AWS Lambda & Amazon Bedrock: Benchmarking TF-IDF, LSTM, and Zero-Shot LLM Sentiment Analysis
For this project I built a complete sentiment analysis pipeline from scratch, training and benchmarking three approaches on the IMDb Movie Reviews dataset — 50,000 labelled reviews split evenly between positive and negative. The goal was not just to get a working model, but to rigorously compare classical NLP, deep learning, and foundation model inference, and then deploy the result as a production-grade serverless API on AWS.
I trained two models locally: a TF-IDF + Logistic Regression baseline using scikit-learn, and a Keras LSTM sequence model using TensorFlow. Both were evaluated on the same 25,000-review held-out test set across accuracy, precision, recall, F1, AUC, and confidence calibration. I also integrated Amazon Bedrock to call Claude Haiku 4.5 for zero-shot inference, gaining hands-on experience with the Bedrock platform — navigating model access approval, IAM permissions, and the boto3 API in a real AWS environment.
The winning model (TF-IDF + Logistic Regression, F1 = 0.8945) was deployed as a containerised Flask app on AWS Lambda using Docker and ECR, fronted by an API Gateway HTTP API. I used the AWS Lambda Web Adapter to bridge Lambda's invocation model to Flask's standard HTTP server without writing any Lambda-specific handler code. The frontend includes a live demo with example reviews, a confidence bar, and a model comparison view.
Quick Facts
Overview
Problem
For this project I wanted to answer a question that comes up constantly in production ML: when is a trained model actually better than calling a foundation model API? I chose sentiment analysis on IMDb reviews as the benchmark task because it is well-understood, has a standard dataset and evaluation split, and is representative of real text classification workloads. I also wanted to go beyond just training models — I wanted to deploy something live and encounter the real constraints that come with serverless ML inference.
Solution
For this project I took a three-pronged approach. First, I trained a TF-IDF + Logistic Regression model — the classical NLP baseline — using scikit-learn with unigrams and bigrams to capture local negation patterns. Second, I trained a Keras LSTM with an embedding layer and dropout to learn sequential dependencies in the text. Third, I integrated Amazon Bedrock to run Claude Haiku 4.5 zero-shot on sample reviews, exploring the tradeoff between training cost, inference cost, and generalisation.
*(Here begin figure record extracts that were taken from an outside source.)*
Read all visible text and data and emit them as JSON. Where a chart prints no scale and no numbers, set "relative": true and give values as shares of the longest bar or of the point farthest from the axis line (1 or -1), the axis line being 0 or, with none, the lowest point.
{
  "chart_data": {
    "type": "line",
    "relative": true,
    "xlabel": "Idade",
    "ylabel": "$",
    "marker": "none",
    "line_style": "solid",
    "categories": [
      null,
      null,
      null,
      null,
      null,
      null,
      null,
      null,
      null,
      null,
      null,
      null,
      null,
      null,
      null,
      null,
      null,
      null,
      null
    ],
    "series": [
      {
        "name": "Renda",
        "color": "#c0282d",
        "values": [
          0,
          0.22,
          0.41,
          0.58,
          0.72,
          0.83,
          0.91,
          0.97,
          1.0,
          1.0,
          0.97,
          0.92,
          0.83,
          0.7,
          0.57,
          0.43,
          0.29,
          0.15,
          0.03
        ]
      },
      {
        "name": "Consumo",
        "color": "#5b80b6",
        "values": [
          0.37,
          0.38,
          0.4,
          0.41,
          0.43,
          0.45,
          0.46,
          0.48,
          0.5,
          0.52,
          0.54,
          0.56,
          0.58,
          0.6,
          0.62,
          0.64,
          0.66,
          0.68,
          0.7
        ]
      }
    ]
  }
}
For deployment I initially investigated Zappa for Lambda zip packaging, but the deployment package exceeded Lambda's 250 MB limit due to TensorFlow's size. I moved to Docker container images on ECR, which support up to 10 GB — solving the size constraint. I then discovered that TensorFlow's ~50-second cold-start time exceeded API Gateway's hard 30-second timeout, so I excluded TensorFlow from the Lambda image and deployed the Logistic Regression model only. The LSTM is fully available in the local environment. I documented the alternative deployment paths (ONNX Runtime, TFLite, Provisioned Concurrency, ECS Fargate) and the tradeoffs behind each in the README.
Challenges
For this project the most significant technical challenge was the deployment of TensorFlow on AWS Lambda. I hit two compounding constraints: the package size limit (TensorFlow alone is ~500 MB, exceeding Lambda's 250 MB zip limit) and the cold-start timeout (TensorFlow takes ~50 seconds to initialise, exceeding API Gateway's hard 30-second limit). Solving the first by switching to Docker container images only revealed the second. The resolution was to deploy the Logistic Regression model only on Lambda — which loads in under a second — while keeping the full two-model comparison available locally.
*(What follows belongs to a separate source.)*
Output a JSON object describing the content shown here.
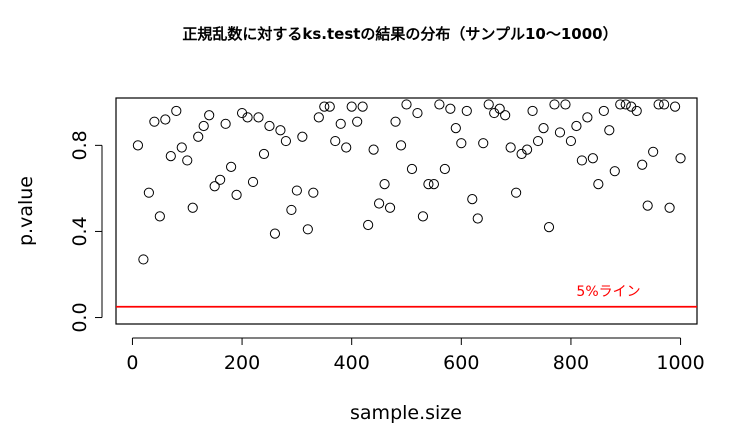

A second challenge was the Amazon Bedrock integration. Access to Claude Haiku required submitting a use case form through the AWS console and waiting for propagation (~15 minutes). I also had to handle the model returning JSON wrapped in markdown code fences, which required a regex strip before parsing. Navigating real AWS IAM policies, Bedrock regional availability, and CloudTrail audit logs was a meaningful learning experience beyond just calling an API.
Results / Metrics
For this project the TF-IDF + Logistic Regression model outperformed the Keras LSTM on every metric: F1 of 0.8945 vs 0.8412, AUC of 0.9592 vs 0.9294, and recall of 0.898 vs 0.802. The LSTM misclassified nearly twice as many positive reviews as false negatives (2,473 vs 1,270). The LR learning curve showed validation F1 still rising at 16,500 training samples, suggesting further data would yield marginal gains. The LSTM's confidence distribution was notably more bimodal — it made very high-confidence predictions on most reviews, with incorrect predictions concentrated near 0.5, indicating reasonable calibration.
The live endpoint responds in under 100ms on warm Lambda instances. I produced seven visualisations covering model comparison, LSTM training curves, confusion matrices, top predictive words, LR learning curve, ROC curves, and confidence distribution — all with detailed analysis in the notebook. The project demonstrates the full ML engineering lifecycle: data loading, model training, evaluation, visualisation, API development, containerisation, and cloud deployment.